One common use case is to have separate accounts for different environments. For example, a Main Account manager could define one sub-account for development, one for staging, and another for production – each of which with different log data volume caps and retention. Another use-case is for security. Sub Accounts often function as RBAC so that only specific users can access certain log data.

Allocating Log Data for Multiple Accounts

Predetermined caps control Sub Account log volume. These caps ensure that one sub account does not consume all of the allocated volume for the Logz.io plan.

For example, let’s say an admin has 20 daily GBs of log data to work with in their Logz.io plan and wants to collect logs from the staging and production environments. If the staging environment were to spike and consume over the 20 daily GBs, there would be nothing left for the production environment!

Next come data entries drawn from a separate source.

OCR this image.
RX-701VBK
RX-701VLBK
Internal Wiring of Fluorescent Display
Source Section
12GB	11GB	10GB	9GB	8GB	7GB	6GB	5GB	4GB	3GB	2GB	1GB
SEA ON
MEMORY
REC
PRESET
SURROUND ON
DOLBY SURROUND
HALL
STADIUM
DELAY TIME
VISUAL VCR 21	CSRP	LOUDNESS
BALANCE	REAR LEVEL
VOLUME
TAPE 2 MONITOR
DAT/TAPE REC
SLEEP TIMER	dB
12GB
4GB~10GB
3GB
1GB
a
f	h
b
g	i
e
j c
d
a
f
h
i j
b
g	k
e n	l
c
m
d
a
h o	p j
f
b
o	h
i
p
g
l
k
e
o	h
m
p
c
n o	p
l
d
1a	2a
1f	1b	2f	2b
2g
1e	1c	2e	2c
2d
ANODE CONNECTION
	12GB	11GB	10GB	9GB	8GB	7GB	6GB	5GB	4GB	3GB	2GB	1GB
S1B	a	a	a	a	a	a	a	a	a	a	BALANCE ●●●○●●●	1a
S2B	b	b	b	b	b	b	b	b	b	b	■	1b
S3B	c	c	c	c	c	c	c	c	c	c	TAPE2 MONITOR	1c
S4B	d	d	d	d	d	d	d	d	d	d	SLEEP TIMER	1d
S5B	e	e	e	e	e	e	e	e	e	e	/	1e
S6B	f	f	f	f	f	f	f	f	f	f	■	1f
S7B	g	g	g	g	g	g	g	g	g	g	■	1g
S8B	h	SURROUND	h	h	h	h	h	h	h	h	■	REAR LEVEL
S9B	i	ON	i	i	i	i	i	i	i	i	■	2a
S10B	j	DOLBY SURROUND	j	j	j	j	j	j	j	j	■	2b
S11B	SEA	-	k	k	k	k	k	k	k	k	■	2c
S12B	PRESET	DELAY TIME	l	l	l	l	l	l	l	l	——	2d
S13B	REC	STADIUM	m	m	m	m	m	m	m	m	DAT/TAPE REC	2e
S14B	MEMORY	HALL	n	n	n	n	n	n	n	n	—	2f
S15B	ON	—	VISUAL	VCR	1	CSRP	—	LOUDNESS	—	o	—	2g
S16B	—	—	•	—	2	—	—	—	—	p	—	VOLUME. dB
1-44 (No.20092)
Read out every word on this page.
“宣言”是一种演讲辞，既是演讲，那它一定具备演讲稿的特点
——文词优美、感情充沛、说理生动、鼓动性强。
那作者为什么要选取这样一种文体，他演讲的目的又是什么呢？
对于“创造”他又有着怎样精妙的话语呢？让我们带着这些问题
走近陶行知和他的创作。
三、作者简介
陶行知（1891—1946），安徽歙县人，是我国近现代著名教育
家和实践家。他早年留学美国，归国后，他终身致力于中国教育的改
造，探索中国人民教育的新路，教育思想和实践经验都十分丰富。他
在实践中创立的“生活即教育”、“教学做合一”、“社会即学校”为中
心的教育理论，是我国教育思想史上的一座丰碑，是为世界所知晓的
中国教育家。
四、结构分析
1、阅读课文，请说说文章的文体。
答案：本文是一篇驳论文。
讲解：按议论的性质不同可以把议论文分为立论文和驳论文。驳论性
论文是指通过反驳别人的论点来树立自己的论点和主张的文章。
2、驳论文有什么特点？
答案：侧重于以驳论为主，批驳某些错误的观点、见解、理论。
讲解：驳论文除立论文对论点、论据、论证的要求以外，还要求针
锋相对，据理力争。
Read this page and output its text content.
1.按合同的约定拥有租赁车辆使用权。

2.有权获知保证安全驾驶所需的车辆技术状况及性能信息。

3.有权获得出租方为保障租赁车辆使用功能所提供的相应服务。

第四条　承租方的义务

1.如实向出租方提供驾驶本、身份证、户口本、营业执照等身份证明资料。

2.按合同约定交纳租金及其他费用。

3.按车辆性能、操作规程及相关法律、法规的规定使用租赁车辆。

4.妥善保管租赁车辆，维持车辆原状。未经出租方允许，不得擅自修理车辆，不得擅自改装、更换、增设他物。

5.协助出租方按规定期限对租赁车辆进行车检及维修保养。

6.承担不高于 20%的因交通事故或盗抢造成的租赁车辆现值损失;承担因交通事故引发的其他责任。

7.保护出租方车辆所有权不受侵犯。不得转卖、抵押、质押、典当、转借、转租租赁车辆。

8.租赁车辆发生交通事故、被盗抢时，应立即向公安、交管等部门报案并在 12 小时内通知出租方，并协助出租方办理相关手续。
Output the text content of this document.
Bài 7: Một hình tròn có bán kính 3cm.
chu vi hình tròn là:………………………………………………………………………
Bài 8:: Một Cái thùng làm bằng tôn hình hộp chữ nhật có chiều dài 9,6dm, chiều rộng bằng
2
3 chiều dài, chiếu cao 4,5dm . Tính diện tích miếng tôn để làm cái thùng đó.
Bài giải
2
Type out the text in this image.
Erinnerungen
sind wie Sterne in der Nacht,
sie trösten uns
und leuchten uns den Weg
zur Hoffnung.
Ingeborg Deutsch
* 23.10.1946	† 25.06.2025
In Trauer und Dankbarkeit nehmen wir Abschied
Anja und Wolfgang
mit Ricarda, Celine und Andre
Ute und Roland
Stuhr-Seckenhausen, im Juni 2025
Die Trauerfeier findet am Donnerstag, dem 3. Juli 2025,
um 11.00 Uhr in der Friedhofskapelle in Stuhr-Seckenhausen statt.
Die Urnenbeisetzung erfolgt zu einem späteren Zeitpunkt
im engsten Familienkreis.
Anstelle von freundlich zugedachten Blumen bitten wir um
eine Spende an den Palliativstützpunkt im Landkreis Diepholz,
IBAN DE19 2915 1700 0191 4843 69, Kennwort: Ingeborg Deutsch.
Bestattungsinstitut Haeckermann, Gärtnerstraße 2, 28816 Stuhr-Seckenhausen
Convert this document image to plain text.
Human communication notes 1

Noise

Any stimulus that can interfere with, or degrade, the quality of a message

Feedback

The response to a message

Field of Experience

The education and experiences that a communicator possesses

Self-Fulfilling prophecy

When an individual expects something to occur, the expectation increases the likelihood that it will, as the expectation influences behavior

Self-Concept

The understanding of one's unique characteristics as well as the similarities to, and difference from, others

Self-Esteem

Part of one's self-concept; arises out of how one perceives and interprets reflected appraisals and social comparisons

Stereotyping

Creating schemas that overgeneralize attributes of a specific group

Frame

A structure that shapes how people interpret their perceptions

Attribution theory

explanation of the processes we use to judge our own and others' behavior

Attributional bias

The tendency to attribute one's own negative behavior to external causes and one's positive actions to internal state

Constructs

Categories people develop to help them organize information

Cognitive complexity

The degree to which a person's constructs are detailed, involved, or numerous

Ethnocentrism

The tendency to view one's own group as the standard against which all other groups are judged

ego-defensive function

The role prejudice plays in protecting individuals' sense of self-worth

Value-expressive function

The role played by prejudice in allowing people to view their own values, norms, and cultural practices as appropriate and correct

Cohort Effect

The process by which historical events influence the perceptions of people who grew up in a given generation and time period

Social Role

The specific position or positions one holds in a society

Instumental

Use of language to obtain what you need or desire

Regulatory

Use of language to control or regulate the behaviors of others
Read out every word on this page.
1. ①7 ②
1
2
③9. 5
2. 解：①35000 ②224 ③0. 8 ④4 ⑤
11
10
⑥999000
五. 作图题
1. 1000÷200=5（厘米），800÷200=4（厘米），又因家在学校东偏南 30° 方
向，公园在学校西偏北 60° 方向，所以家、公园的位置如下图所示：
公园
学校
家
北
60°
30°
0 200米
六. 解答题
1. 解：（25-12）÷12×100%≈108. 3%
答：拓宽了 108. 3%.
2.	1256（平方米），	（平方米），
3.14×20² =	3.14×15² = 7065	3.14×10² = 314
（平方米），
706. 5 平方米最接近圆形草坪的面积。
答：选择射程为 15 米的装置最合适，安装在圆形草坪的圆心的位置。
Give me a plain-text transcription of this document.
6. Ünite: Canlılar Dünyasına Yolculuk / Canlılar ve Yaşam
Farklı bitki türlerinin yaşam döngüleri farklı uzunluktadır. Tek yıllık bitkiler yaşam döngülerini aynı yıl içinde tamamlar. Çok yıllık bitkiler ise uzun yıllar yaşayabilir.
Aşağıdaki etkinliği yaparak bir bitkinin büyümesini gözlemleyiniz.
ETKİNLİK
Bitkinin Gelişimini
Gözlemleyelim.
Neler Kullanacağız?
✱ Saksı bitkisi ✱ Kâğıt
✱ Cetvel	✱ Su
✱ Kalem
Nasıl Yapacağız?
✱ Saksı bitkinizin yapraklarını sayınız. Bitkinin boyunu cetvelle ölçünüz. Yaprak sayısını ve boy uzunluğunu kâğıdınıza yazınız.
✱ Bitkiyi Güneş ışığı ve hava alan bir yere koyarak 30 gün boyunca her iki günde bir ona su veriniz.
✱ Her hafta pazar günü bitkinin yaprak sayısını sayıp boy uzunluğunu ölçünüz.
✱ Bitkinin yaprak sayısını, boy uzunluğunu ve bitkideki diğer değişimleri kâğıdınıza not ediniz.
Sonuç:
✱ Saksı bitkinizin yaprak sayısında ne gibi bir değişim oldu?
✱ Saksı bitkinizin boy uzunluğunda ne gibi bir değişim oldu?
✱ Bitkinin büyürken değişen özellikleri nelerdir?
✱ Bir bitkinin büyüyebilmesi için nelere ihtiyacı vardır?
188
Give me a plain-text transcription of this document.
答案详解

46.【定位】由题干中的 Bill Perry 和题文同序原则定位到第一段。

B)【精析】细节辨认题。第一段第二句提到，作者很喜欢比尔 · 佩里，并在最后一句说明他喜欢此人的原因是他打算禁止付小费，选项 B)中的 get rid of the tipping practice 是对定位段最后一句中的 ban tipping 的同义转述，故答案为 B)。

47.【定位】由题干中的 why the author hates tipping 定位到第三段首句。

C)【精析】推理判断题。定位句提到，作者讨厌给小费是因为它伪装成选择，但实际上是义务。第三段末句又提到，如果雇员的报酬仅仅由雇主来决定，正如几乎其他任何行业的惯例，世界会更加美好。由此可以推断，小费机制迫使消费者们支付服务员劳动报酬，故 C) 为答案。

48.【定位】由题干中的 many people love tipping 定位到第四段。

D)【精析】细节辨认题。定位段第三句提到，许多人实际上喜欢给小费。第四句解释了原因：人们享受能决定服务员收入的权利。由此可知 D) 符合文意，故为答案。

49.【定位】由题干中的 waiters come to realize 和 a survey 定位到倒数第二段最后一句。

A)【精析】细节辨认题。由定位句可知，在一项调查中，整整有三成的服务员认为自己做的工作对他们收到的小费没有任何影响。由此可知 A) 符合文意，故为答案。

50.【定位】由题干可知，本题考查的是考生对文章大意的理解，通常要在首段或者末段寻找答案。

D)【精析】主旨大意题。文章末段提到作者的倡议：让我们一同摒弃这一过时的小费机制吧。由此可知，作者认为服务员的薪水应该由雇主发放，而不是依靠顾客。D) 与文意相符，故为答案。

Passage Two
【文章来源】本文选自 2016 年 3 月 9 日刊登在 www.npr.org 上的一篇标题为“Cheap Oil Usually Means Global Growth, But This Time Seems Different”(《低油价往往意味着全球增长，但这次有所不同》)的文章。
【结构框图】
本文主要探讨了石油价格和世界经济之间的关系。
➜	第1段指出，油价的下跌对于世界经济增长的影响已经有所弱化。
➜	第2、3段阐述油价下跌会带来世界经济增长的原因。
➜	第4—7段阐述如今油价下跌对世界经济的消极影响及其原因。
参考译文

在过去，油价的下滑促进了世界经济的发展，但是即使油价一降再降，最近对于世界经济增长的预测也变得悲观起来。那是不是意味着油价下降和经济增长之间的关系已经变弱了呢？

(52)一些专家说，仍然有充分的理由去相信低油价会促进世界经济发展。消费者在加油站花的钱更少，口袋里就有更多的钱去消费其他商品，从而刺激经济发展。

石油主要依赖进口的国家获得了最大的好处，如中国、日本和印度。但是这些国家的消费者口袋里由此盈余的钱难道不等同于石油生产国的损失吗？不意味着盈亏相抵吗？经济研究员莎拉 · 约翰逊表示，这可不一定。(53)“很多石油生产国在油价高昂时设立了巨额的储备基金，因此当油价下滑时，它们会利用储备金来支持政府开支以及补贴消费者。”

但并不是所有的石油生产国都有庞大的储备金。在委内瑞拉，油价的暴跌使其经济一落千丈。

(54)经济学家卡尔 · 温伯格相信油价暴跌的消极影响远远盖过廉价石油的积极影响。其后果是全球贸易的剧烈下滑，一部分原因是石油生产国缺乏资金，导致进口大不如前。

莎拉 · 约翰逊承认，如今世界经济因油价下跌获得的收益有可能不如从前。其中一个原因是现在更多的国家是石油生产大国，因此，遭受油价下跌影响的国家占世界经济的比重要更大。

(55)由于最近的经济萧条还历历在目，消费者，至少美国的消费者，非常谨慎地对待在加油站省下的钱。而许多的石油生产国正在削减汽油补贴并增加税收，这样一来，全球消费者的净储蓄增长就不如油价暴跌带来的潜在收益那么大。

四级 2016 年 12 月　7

This would be a big problem, since the production log data is far more important than the staging log data. For this reason, the admin might cap the staging account to limit its log intake.

While this is an effective strategy to prevent one sub account from consuming all of the daily GBs, log volumes are bursty and unpredictable. This makes it tricky to determine how to optimize log volume for each sub account.

On one hand, you want to be safe and give each account some buffer so volumes don’t exceed the cap. But on the other hand, provisioning too much space wastes log volume in your plan.

Flexible Log Volume for Sub Accounts

Flexible log volume in Logz.io for Sub Accounts does the optimizing for you.

Turn it on by toggling the Use flexible volume button in the ‘Manage Accounts’ page in the Logz.io app.

Flexible Log Volume

Flexible Log Volume

Now, you can reserve a certain amount of log volume for each Sub Account and decide whether or not it should be capped.

Setting Sub Account Retention

Setting Sub Account Retention

The reserved volume allows you to track the volume usage across Sub Accounts, but it only prevents the indexing of log data if you decide to place a cap on it.

In many cases, a Sub Account will not use all of the allocated space. With flexible volume, whatever is not used and not reserved in Sub Accounts now becomes “shared volume.” Additionally, any of the other Sub Accounts can use it up to its cap limit.

Sub Account Caps in Logz.io

Sub Account Caps in Logz.io

For example: if you capped a Sub Account A at 20 GBs but only use 15 GBs in a given day, you have 5 GBs left over. These 5 extra GBs can now be used for Sub Account B, which is requiring more space than the predetermined, reserved amount.

Flexible volume automatically optimizes your plan by distributing available log data across sub accounts. The result is that you can get more bang for your buck. Now, you can easily use all of the space in your plan without constantly tinkering with Sub Account Volume allocation.